LietoColle, collana Erato, 2005
nota di lettura di Alex Ramberti
Credo che un caratteristica preminente della poetica di Pietro Pancamo sia, come osserva Marisa Napoli nella Prefazione), un approccio esistenziale (leopardiano e pascoliano) alla materia vitale di cui i suoi versi sono espressione.

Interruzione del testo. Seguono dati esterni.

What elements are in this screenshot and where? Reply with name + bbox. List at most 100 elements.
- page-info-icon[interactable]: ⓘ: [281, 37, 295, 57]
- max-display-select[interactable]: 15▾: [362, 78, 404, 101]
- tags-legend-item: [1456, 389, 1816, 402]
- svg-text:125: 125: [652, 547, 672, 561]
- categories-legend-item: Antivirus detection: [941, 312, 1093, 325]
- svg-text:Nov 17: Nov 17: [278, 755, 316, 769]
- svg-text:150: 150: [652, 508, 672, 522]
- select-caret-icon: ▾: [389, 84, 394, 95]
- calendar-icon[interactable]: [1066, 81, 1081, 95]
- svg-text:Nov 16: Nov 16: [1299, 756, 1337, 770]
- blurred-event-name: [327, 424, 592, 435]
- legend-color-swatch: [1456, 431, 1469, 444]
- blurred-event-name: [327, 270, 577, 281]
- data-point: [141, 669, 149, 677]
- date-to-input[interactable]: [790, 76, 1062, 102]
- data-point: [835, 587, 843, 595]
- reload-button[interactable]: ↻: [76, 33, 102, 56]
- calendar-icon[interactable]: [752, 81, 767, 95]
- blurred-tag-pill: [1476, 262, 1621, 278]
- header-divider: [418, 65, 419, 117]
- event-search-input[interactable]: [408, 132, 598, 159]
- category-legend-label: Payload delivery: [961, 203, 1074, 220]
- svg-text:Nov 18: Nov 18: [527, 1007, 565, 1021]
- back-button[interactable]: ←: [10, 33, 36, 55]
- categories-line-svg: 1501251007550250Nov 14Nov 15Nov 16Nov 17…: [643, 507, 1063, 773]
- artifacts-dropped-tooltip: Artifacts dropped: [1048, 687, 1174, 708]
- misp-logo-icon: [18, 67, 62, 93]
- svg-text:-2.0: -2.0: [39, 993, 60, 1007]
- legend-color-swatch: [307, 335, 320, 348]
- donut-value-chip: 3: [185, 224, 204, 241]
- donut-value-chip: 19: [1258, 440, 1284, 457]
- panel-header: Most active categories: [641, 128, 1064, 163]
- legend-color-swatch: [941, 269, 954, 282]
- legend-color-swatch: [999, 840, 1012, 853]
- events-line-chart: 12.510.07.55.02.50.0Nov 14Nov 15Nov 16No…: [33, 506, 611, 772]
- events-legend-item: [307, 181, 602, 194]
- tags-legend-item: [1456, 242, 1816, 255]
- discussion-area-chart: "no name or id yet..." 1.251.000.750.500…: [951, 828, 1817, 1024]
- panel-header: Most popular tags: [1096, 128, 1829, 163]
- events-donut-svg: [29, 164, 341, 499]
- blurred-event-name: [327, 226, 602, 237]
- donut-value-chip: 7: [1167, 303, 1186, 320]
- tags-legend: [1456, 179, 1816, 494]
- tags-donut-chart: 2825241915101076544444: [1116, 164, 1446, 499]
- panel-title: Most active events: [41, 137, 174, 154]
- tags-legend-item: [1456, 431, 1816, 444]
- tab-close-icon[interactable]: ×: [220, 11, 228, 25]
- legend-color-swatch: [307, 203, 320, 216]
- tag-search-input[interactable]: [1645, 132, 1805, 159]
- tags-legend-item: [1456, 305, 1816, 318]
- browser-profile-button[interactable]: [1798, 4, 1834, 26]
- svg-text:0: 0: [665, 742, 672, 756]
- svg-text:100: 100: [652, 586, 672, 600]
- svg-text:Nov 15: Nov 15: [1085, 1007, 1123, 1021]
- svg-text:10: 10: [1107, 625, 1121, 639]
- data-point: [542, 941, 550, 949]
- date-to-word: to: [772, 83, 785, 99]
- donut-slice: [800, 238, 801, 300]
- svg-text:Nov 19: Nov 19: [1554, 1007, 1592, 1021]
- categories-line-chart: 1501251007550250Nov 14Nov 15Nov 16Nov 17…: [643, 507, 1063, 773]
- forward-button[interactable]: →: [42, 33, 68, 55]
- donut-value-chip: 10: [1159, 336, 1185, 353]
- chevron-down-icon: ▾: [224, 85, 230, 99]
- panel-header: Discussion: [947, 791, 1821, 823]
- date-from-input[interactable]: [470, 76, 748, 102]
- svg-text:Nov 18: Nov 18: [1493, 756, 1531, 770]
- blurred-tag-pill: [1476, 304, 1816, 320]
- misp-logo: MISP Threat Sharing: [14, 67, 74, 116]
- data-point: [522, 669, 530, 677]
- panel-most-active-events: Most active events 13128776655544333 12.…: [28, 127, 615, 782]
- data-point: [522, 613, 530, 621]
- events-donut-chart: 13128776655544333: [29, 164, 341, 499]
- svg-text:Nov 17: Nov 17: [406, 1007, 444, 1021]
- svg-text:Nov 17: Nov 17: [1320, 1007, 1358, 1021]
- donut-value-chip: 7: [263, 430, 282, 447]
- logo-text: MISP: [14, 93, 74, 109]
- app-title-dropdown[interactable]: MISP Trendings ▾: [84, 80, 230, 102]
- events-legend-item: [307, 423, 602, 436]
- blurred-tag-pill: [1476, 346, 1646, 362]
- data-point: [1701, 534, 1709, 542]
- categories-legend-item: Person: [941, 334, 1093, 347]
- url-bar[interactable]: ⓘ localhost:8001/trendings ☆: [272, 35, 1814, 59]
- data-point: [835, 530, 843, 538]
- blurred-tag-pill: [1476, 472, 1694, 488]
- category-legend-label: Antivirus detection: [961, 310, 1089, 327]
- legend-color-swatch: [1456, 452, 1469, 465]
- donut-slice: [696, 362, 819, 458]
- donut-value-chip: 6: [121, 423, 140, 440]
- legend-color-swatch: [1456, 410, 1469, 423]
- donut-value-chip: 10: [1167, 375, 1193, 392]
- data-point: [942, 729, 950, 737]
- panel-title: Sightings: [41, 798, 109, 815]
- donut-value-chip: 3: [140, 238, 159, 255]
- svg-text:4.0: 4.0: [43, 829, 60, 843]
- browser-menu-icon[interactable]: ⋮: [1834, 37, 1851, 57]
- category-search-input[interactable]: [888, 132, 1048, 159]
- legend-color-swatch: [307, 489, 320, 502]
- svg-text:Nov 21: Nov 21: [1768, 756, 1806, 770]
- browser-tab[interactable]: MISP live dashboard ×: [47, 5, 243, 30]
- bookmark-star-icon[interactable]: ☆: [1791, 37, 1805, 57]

C’è uno sguardo ironico è nostalgico che crea immagini vivide ed efficaci:
«Il giorno che saltella / lungo le impronte delle mie scarpe; / il giorno che saluta frantumato, / quasi appostato / fra le dita.» (p. 13); «A quest’ora / ogni paese / è un fagotto / di stelle e di buio./ … / Ma lo è pure questa via / (intirizzita di pioggia) / col suo buio / incatenato ai lampioni / … » (p. 16); «e s’afferra a quella luce / che sbrodola tra le persiane» (p. 18); «In cima alle acque / vediamo il tempo che si toglie le scarpe» (p. 21); «Guarda il cielo: / cade come un urlo di nebbia» (p. 26), «Le stelle digrignano il cielo.» (p. 28). Troviamo in questa raccolta esclamazioni metapoetiche («Eh, ironia / con te la disperazione / è filosofia!» p. 15) e sagaci appunti di tono aforistico («Ogni saluto è un commento / alla tristezza / di dover partire.» p. 17; «La morte (…) / … / è un cactus intento, ostaggio del deserto, / ad alzare le braccia» p. 20; «Ho fatto la mia vita con i piedi / senza nemmeno darle / una forma di sandalo» p. 33): Pancamo ci dona dei versi da ricordare, dei flash che indagano zone un po’ in ombra, magari inquietanti… quelle che ci danno una migliore consapevolezza di chi siamo.